Let $f(t) = \sum_{i = 0}^{n} c_i \ t^i$ be a degree $n$ polynomial. In the binomial basis, we can write $f(t) = \sum_{k = 0}^{n} h_k \ \binom{t + n - k}{n}$. Using the calculus of finite differences, I can prove that the coefficient $c_i$ can be computed from $\{ h_0, \dots, h_n \}$ by the equation $c_i = \frac{1}{n!} \sum_{k = 0}^{n} \left( \sum_{\ell = i}^{n} s(n,\ell) \binom{\ell}{i} (n-k)^{\ell - i} \right) h_k, $ where $s(n,\ell)$ is the (signed) Stirling Number of the first kind. I'd like to have the inverse formula.

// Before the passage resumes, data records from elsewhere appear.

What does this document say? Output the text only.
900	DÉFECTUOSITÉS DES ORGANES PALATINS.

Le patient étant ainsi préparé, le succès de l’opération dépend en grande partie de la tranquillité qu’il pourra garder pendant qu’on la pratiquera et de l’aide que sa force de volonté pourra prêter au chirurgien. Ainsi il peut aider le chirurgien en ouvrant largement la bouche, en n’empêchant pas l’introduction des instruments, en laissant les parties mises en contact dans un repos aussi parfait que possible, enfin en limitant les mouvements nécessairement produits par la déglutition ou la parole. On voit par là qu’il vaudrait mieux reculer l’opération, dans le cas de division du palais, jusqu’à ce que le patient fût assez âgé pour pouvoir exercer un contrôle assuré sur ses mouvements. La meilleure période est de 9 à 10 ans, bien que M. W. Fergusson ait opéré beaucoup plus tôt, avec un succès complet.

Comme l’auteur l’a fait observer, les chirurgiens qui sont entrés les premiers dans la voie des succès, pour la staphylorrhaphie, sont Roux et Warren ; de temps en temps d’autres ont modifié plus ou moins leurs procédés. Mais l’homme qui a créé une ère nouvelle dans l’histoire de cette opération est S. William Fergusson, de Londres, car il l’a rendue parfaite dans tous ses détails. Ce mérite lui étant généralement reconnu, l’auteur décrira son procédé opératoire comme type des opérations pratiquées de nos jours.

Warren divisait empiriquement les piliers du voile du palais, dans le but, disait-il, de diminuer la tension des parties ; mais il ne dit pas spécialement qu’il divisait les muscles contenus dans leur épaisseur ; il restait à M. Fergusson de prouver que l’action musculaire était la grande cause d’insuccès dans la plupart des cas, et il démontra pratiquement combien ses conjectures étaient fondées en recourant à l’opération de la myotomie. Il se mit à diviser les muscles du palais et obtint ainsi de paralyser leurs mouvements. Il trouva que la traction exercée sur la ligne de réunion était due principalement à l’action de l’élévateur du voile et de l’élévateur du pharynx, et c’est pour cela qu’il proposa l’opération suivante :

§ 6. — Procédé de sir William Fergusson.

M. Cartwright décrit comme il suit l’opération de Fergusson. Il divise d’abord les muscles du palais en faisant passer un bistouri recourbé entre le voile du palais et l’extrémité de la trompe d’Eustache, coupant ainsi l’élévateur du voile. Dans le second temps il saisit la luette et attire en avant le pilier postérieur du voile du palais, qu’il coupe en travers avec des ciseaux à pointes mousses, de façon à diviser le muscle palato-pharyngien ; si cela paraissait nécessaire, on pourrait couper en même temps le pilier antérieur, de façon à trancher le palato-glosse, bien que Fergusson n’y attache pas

That is, how does one compute $h_k$ as a function of $\{ c_0, \dots, c_n \}$?
Thanks.
Update: Thanks to the suggestions below, I can prove \begin{eqnarray} f(t) = \sum_{i = 0}^{n} \sum_{k = 0}^{i} \sum_{j = k}^{i} c_{i} k! \binom{i}{j} r^{i-j} S(j,k) \binom{t - r}{k} \end{eqnarray} for any positive integer $r$. I'm not sure how to convert this into an expansion in the basis $\left \{ \binom{t + n - k}{k} \right\}$ or $\left\{ \binom{t + n -k}{n} \right\}$, since I believe that $r$ cannot depend on $k$. Any ideas are certainly appreciated!